The Atlanta Journal-Constitution
Roasted grapes are delicious with pork
The fruit’s sweetness concentrates, becoming jammy and caramelized.
You may not think of grapes as an obvious ingredient to roast alongside pork tenderloin, or anything else for that matter, but listen — roasted grapes are one of the greatest culinary secrets.
Their sweetness concentrates, becoming jammy and caramelized, and their skin takes on char like a champ, adding a touch of bitterness to offset that sugar.
Add whole cloves of garlic and a showering of dried herbs and you’ll forget grapes are usually relegated to a fruit plate or a PB&J.
Fruit is a fine foil to pork of any kind, be it a chop with apricot relish or barbecue with peach and mustard sauce. Pork tenderloins, if they’re small, make an elegant and relatively healthy 5:30 Challenge entree, but you’ll need to work quickly through prep work to get this dish together in the 30-minute time allotment.
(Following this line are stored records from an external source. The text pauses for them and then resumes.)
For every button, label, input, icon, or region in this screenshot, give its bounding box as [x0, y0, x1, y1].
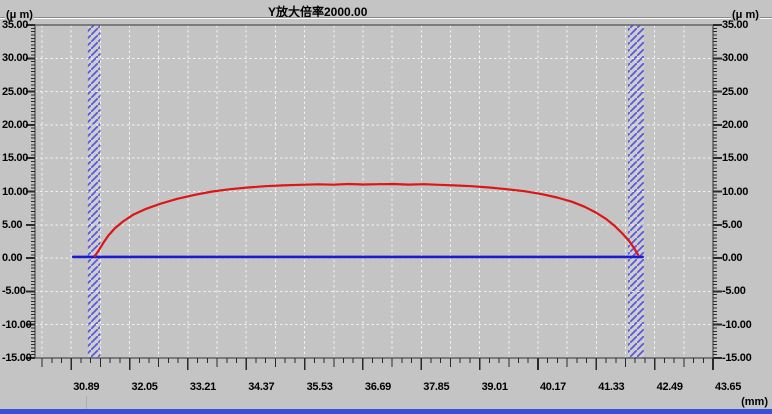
- y-tick-label-left: -15.00: [2, 352, 32, 364]
- x-tick-label: 39.01: [481, 381, 508, 393]
- x-tick-label: 41.33: [598, 381, 625, 393]
- x-tick-label: 43.65: [715, 381, 742, 393]
- y-tick-label-left: 15.00: [2, 152, 29, 165]
- x-tick-label: 37.85: [423, 381, 450, 393]
- y-tick-label-right: 10.00: [722, 185, 749, 198]
- x-tick-label: 36.69: [364, 381, 391, 393]
- y-tick-label-right: 20.00: [722, 118, 749, 131]
- y-tick-label-left: 0.00: [2, 252, 23, 265]
- chart-title: Y放大倍率2000.00: [268, 5, 368, 19]
- x-tick-label: 40.17: [539, 381, 566, 393]
- y-tick-label-left: 35.00: [2, 19, 29, 31]
- y-tick-label-right: 5.00: [722, 218, 743, 231]
- y-tick-label-left: 30.00: [2, 52, 29, 65]
- y-axis-unit-right: (μ m): [731, 9, 760, 21]
- y-tick-label-right: 0.00: [722, 252, 743, 265]
- y-tick-label-right: -10.00: [722, 318, 752, 331]
- cursor-band-right: [627, 25, 645, 358]
- grid-layer: [35, 25, 713, 358]
- x-tick-label: 34.37: [248, 381, 275, 393]
- x-tick-label: 42.49: [656, 381, 683, 393]
- y-tick-label-left: -5.00: [2, 285, 26, 298]
- x-tick-label: 30.89: [73, 381, 100, 393]
- y-tick-label-left: 10.00: [2, 185, 29, 198]
- y-tick-label-right: 30.00: [722, 52, 749, 65]
- x-tick-label: 35.53: [306, 381, 333, 393]
- y-tick-label-left: 25.00: [2, 85, 29, 98]
- measured-profile-trace: [93, 182, 640, 258]
- statusbar-divider: [86, 396, 87, 409]
- y-tick-label-left: -10.00: [2, 318, 32, 331]
- x-tick-label: 32.05: [131, 381, 158, 393]
- y-tick-label-right: -15.00: [722, 352, 752, 364]
- y-tick-label-right: 35.00: [722, 19, 749, 31]
- ruler-ticks: [26, 24, 722, 370]
- y-axis-unit-left: (μ m): [5, 9, 34, 21]
- y-tick-label-right: 25.00: [722, 85, 749, 98]
- y-tick-label-right: 15.00: [722, 152, 749, 165]
- x-axis-unit: (mm): [740, 396, 769, 408]
- y-tick-label-left: 20.00: [2, 118, 29, 131]
- cursor-band-left: [87, 25, 101, 358]
- title-separator: [0, 17, 772, 19]
- y-tick-label-right: -5.00: [722, 285, 746, 298]
- y-tick-label-left: 5.00: [2, 218, 23, 231]
- x-tick-label: 33.21: [189, 381, 216, 393]
- bottom-bar: [0, 409, 772, 414]
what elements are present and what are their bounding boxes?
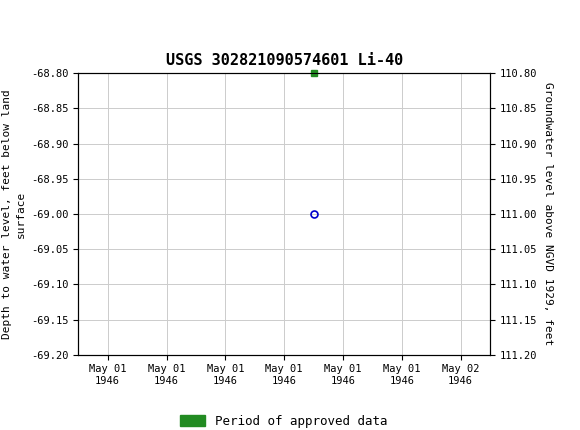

Put a sheet pan in the oven and crank it up extra hot before you do anything else. Use this
preheating time to season the pork and rub it down with dried herbs de Provence (or any other dried herb blend you’d like, really). Peel the garlic and pull the grapes from their stems. Once the oven is hot, quickly slide all of your goodies onto the hot pan and give it 10 minutes undisturbed.
You can let it cook this way until the pork is medium/medium-well, but the tenderloins will come out more evenly cooked if you take the time to flip them in the middle of the cook time.
Give the grapes and garlic a few extra minutes of cook time while the pork rests to really make sure they’ve got the deep browning they need.
Since you’ve got about 15 minutes of hands-off time built in, you can certainly pull off any number of vegetable side dishes. A simple arugula salad is, however, just what this dish calls for.